In a speech last week before the New York City Bar White Collar Crime Institute, Rod Rosenstein, Deputy Attorney General of the United States, announced a new Department of Justice policy to better coordinate among law enforcement and regulatory agencies the potential assessment of penalties against corporate wrong-doers in order to minimize “piling on.”

Mr. Rosenstein observed that, in significantly regulated industries there is a risk that a corporation “may be accountable to multiple regulatory bodies [creating] …a risk of repeated punishments that may exceed what is necessary to rectify the harm and deter future violations.” Moreover, said Mr. Rosenstein, “piling on” can deny a company the benefit of certainty that ordinarily is derived from a complete settlement. This uncertainty harms employees, customers and investors, noted Mr. Rosenstein, and raises questions whether  expending additional resources for “additional enforcement against an old scheme is more valuable than fighting a new one.”

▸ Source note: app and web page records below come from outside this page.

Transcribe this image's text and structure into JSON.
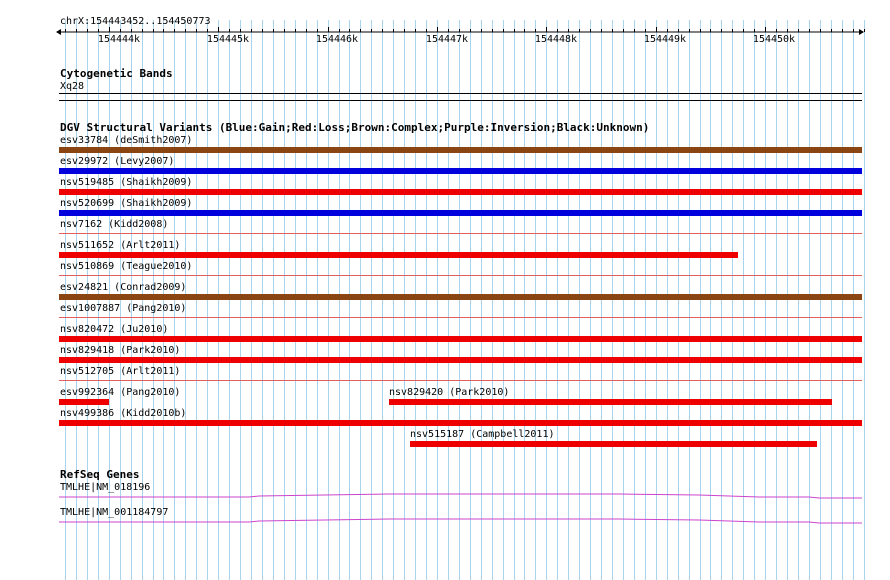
{
  "ruler": {
    "coordinates": "chrX:154443452..154450773",
    "ticks": [
      "154444k",
      "154445k",
      "154446k",
      "154447k",
      "154448k",
      "154449k",
      "154450k"
    ]
  },
  "cytoband": {
    "title": "Cytogenetic Bands",
    "band": "Xq28"
  },
  "dgv": {
    "title": "DGV Structural Variants (Blue:Gain;Red:Loss;Brown:Complex;Purple:Inversion;Black:Unknown)",
    "colors": {
      "gain": "#0000dd",
      "loss": "#ee0000",
      "complex": "#8b4513"
    },
    "variants": [
      {
        "label": "esv33784 (deSmith2007)",
        "type": "complex"
      },
      {
        "label": "esv29972 (Levy2007)",
        "type": "gain"
      },
      {
        "label": "nsv519485 (Shaikh2009)",
        "type": "loss"
      },
      {
        "label": "nsv520699 (Shaikh2009)",
        "type": "gain"
      },
      {
        "label": "nsv7162 (Kidd2008)",
        "type": "loss"
      },
      {
        "label": "nsv511652 (Arlt2011)",
        "type": "loss"
      },
      {
        "label": "nsv510869 (Teague2010)",
        "type": "loss"
      },
      {
        "label": "esv24821 (Conrad2009)",
        "type": "complex"
      },
      {
        "label": "esv1007887 (Pang2010)",
        "type": "loss"
      },
      {
        "label": "nsv820472 (Ju2010)",
        "type": "loss"
      },
      {
        "label": "nsv829418 (Park2010)",
        "type": "loss"
      },
      {
        "label": "nsv512705 (Arlt2011)",
        "type": "loss"
      },
      {
        "label": "esv992364 (Pang2010)",
        "type": "loss"
      },
      {
        "label": "nsv829420 (Park2010)",
        "type": "loss"
      },
      {
        "label": "nsv499386 (Kidd2010b)",
        "type": "loss"
      },
      {
        "label": "nsv515187 (Campbell2011)",
        "type": "loss"
      }
    ]
  },
  "refseq": {
    "title": "RefSeq Genes",
    "color": "#cc44cc",
    "genes": [
      {
        "label": "TMLHE|NM_018196"
      },
      {
        "label": "TMLHE|NM_001184797"
      }
    ]
  }
}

Under the DOJ’s new policy:

  • criminal enforcement should not be used for purposes unrelated to the investigation and prosecution of a possible crime. For example, said Mr. Rosenstein, the threat of criminal prosecution should not be used to encourage a corporation to pay a higher civil fine. This, in itself, he said is not a new policy; “it is a reminder of and commitment to principles of fairness and rule of law;”
  • within the DOJ, different sections are directed to better coordinate to effectuate an overall “equitable result;”
  • where possible, DOJ attorneys should coordinate with other federal, state, local and foreign law enforcement and regulatory agencies to resolve matters with a company involving the same conduct; and
  • factors that should guide the DOJ in determining whether penalties might be duplicative are the seriousness of the wrongdoing, the risk of delay in coming to a resolution, statutory directives regarding penalties, and the “adequacy and timeliness of a company’s disclosures and cooperation with the Department.” Mr. Rosenstein said that sometimes penalties that appear to be “duplicative” are in fact “essential to achieve justice and protect the public." 

​The DOJ's new policy on corporate resolution penalties was officially included in the U.S. Attorneys' Manual as of May 9. (Click here to access the Manual; see Sections 1-12.100 and 9-28.1200.)

Legal Weeds: Last October, James McDonald the Director of Enforcement for the Commodity Futures Trading Commission, announced that potential wrongdoers who voluntarily self-report their violations; fully cooperate in any subsequent CFTC investigation; and fix the cause of their wrongdoing to prevent a re-occurrence will receive “substantial benefits” in the form of significantly lesser sanctions in any enforcement proceeding and “in truly extraordinary circumstances,” no prosecution at all. (Click here for details in the article, “New Math: Come Forward + Come Clean + Remediate = Substantial Settlement Benefits Says CFTC Enforcement Chief” in the October 1, 2017 edition of Bridging the Week.)

In recent settlements against Deutsche Bank AG and its wholly owned subsidiary Deutsche Bank Securities Inc., as well as UBS AG, the CFTC may have given an indication of how the CFTC’s new settlement math may work in practice. There, where both the Deutsche Bank entities and UBS appear to have uncovered incidents of spoofing within their organizations, both organizations appear to have fully cooperated with the CFTC’s investigation. However, UBS self-disclosed its issues prior to the CFTC discovering them. In the end, UBS paid a fine of US $15 million for its employees’ spoofing activities, while the Deutsche Bank entities paid $30 million for commensurate conduct. It appears that all things being equal, in this circumstance, pro-active, voluntary disclosure of potential wrongdoing was worth 50% off a settlement that was already likely reduced for full cooperation. (Click here for further details and analysis of these enforcement actions in the article, “CFTC Names Four Banking Organization Companies, a Trading Software Design Company and Six Individuals in Spoofing-Related Cases; the Same Six Individuals Criminally Charged Plus Two More” in the February 5, 2018 edition of Bridging the Week.)